I have a hosted domain that includes web hosting and unlimited mailboxes. The cost is $5/month, plus the yearly fee for domain name registration. I mostly use the web hosting for image hosting. You can find even cheaper. The hosting service offers SpamAssassin filtering, which probably nixes 90%, but a significant amount still gets through. I use Thunderbird as my email client, which does some additional junk filtering of its own.
I keep three mailboxes. Each one has an address, but I never use that address, and instead use only aliases.
1. 'A' - Personal account used for friends, family, professional correspondence. Low risk of spam.
2. 'B' - Account used for things like forum memberships, online stores, responding to Craigslist. Medium risk of spam.
3. 'C' - Used for higher risk signups. Sketchy online stores, forums, etc. High risk.
The accounts allow me, after retrieving mail, to gauge their potential risk with regard to attachments and phishing schemes. I also have different 'real names' associated with each account in my email client. For 'A', my full name, for 'B', just my first name, and for 'C', something made up altogether.

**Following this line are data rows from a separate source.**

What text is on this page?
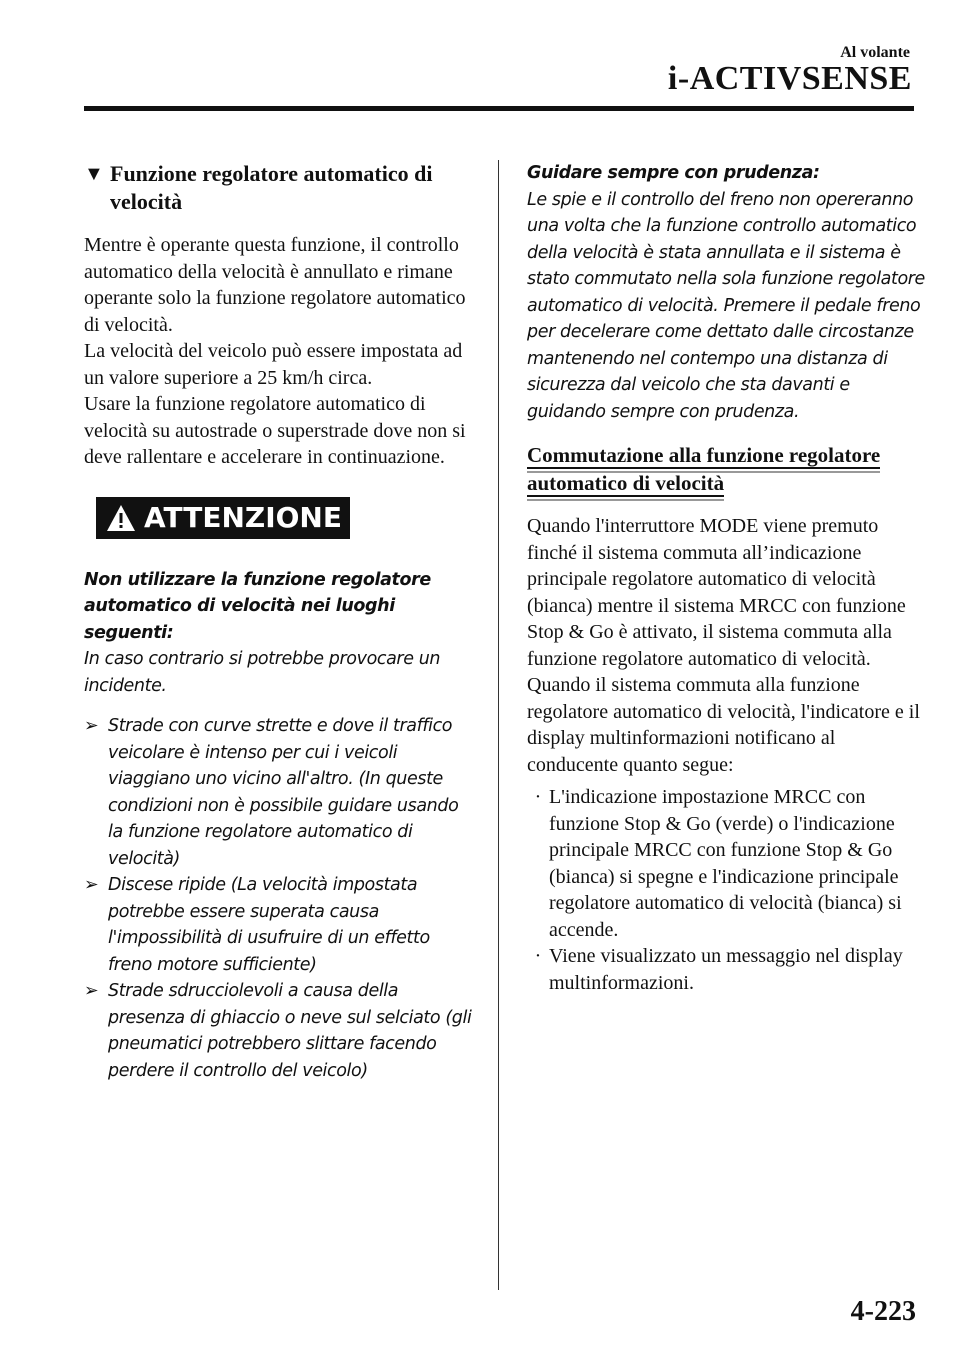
Al volante
i-ACTIVSENSE
▼ Funzione regolatore automatico di velocità

Mentre è operante questa funzione, il controllo automatico della velocità è annullato e rimane operante solo la funzione regolatore automatico di velocità.

La velocità del veicolo può essere impostata ad un valore superiore a 25 km/h circa.

Usare la funzione regolatore automatico di velocità su autostrade o superstrade dove non si deve rallentare e accelerare in continuazione.

ATTENZIONE
Non utilizzare la funzione regolatore automatico di velocità nei luoghi seguenti:
In caso contrario si potrebbe provocare un incidente.
➢ Strade con curve strette e dove il traffico veicolare è intenso per cui i veicoli viaggiano uno vicino all'altro. (In queste condizioni non è possibile guidare usando la funzione regolatore automatico di velocità)
➢ Discese ripide (La velocità impostata potrebbe essere superata causa l'impossibilità di usufruire di un effetto freno motore sufficiente)
➢ Strade sdrucciolevoli a causa della presenza di ghiaccio o neve sul selciato (gli pneumatici potrebbero slittare facendo perdere il controllo del veicolo)
Guidare sempre con prudenza:
Le spie e il controllo del freno non opereranno una volta che la funzione controllo automatico della velocità è stata annullata e il sistema è stato commutato nella sola funzione regolatore automatico di velocità. Premere il pedale freno per decelerare come dettato dalle circostanze mantenendo nel contempo una distanza di sicurezza dal veicolo che sta davanti e guidando sempre con prudenza.
Commutazione alla funzione regolatore automatico di velocità

Quando l'interruttore MODE viene premuto finché il sistema commuta all’indicazione principale regolatore automatico di velocità (bianca) mentre il sistema MRCC con funzione Stop & Go è attivato, il sistema commuta alla funzione regolatore automatico di velocità.

Quando il sistema commuta alla funzione regolatore automatico di velocità, l'indicatore e il display multinformazioni notificano al conducente quanto segue:

· L'indicazione impostazione MRCC con funzione Stop & Go (verde) o l'indicazione principale MRCC con funzione Stop & Go (bianca) si spegne e l'indicazione principale regolatore automatico di velocità (bianca) si accende.
· Viene visualizzato un messaggio nel display multinformazioni.
4-223
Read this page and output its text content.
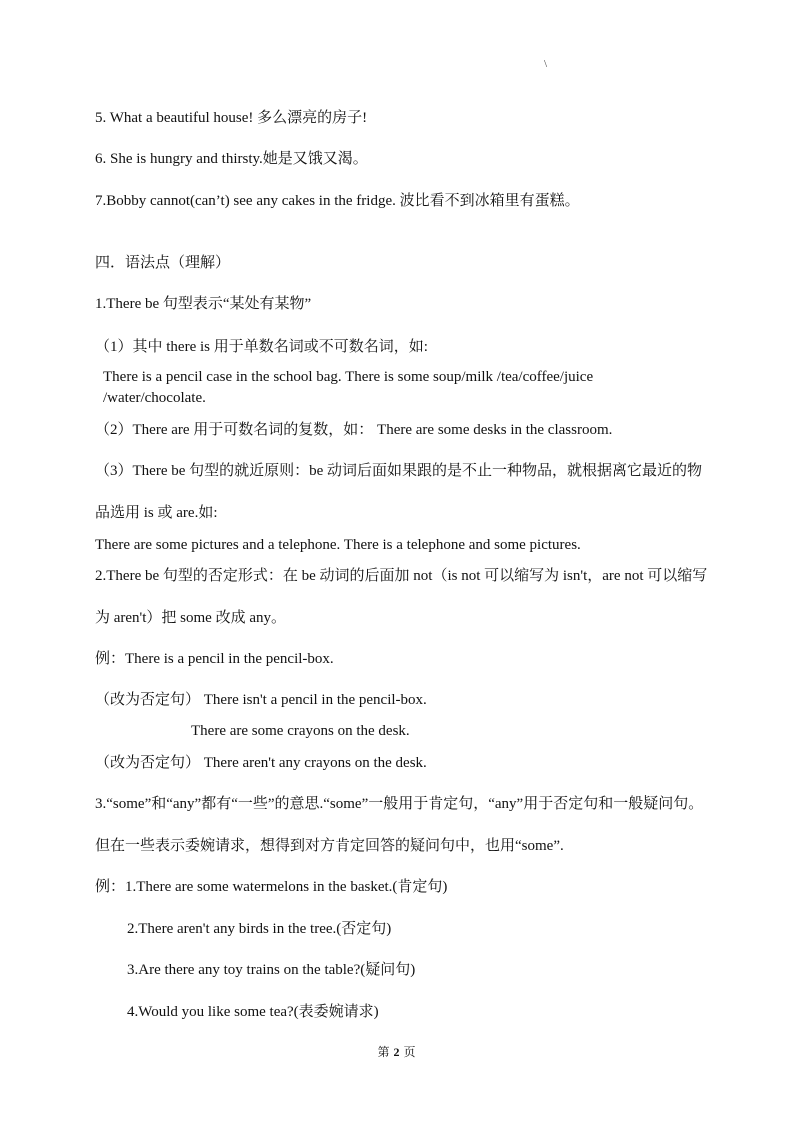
\
5. What a beautiful house! 多么漂亮的房子!
6. She is hungry and thirsty.她是又饿又渴。
7.Bobby cannot(can’t) see any cakes in the fridge. 波比看不到冰箱里有蛋糕。
四．语法点（理解）
1.There be 句型表示“某处有某物”
（1）其中 there is 用于单数名词或不可数名词，如:
There is a pencil case in the school bag. There is some soup/milk /tea/coffee/juice
/water/chocolate.
（2）There are 用于可数名词的复数，如： There are some desks in the classroom.
（3）There be 句型的就近原则：be 动词后面如果跟的是不止一种物品，就根据离它最近的物
品选用 is 或 are.如:
There are some pictures and a telephone. There is a telephone and some pictures.
2.There be 句型的否定形式：在 be 动词的后面加 not（is not 可以缩写为 isn't，are not 可以缩写
为 aren't）把 some 改成 any。
例：There is a pencil in the pencil-box.
（改为否定句） There isn't a pencil in the pencil-box.
There are some crayons on the desk.
（改为否定句） There aren't any crayons on the desk.
3.“some”和“any”都有“一些”的意思.“some”一般用于肯定句，“any”用于否定句和一般疑问句。
但在一些表示委婉请求，想得到对方肯定回答的疑问句中，也用“some”.
例：1.There are some watermelons in the basket.(肯定句)
2.There aren't any birds in the tree.(否定句)
3.Are there any toy trains on the table?(疑问句)
4.Would you like some tea?(表委婉请求)
第 2 页
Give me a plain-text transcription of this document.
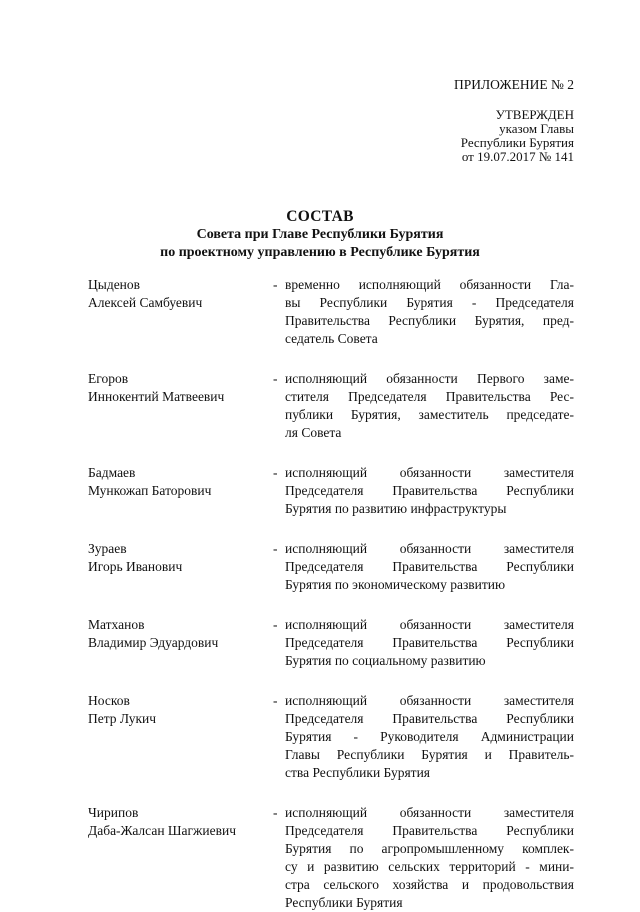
ПРИЛОЖЕНИЕ № 2
УТВЕРЖДЕН
указом Главы
Республики Бурятия
от 19.07.2017 № 141
СОСТАВ
Совета при Главе Республики Бурятия
по проектному управлению в Республике Бурятия
Цыденов
Алексей Самбуевич
- временно исполняющий обязанности Гла-
вы Республики Бурятия - Председателя
Правительства Республики Бурятия, пред-
седатель Совета
Егоров
Иннокентий Матвеевич
- исполняющий обязанности Первого заме-
стителя Председателя Правительства Рес-
публики Бурятия, заместитель председате-
ля Совета
Бадмаев
Мункожап Баторович
- исполняющий обязанности заместителя
Председателя Правительства Республики
Бурятия по развитию инфраструктуры
Зураев
Игорь Иванович
- исполняющий обязанности заместителя
Председателя Правительства Республики
Бурятия по экономическому развитию
Матханов
Владимир Эдуардович
- исполняющий обязанности заместителя
Председателя Правительства Республики
Бурятия по социальному развитию
Носков
Петр Лукич
- исполняющий обязанности заместителя
Председателя Правительства Республики
Бурятия - Руководителя Администрации
Главы Республики Бурятия и Правитель-
ства Республики Бурятия
Чирипов
Даба-Жалсан Шагжиевич
- исполняющий обязанности заместителя
Председателя Правительства Республики
Бурятия по агропромышленному комплек-
су и развитию сельских территорий - мини-
стра сельского хозяйства и продовольствия
Республики Бурятия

Needless to say, 'C' gets the most obnoxious spam, 'B' a bit less, and 'A' gets virtually none.
I keep multiple aliases (or 'forwarders') pointing at each account. If I find a particular email address begins to get a lot of crap, I just delete the forwarder. This means I never have to screw around with account settings in my email client. At worst, I have to re-register with some online stores or forums. Taking this approach to the extreme would be to create a new forwarder for every single signup, which would allow you to pinpoint the source of the spam (or the selling or leaking of your email address). That's a bit over the top, IMO, but I know people who do that.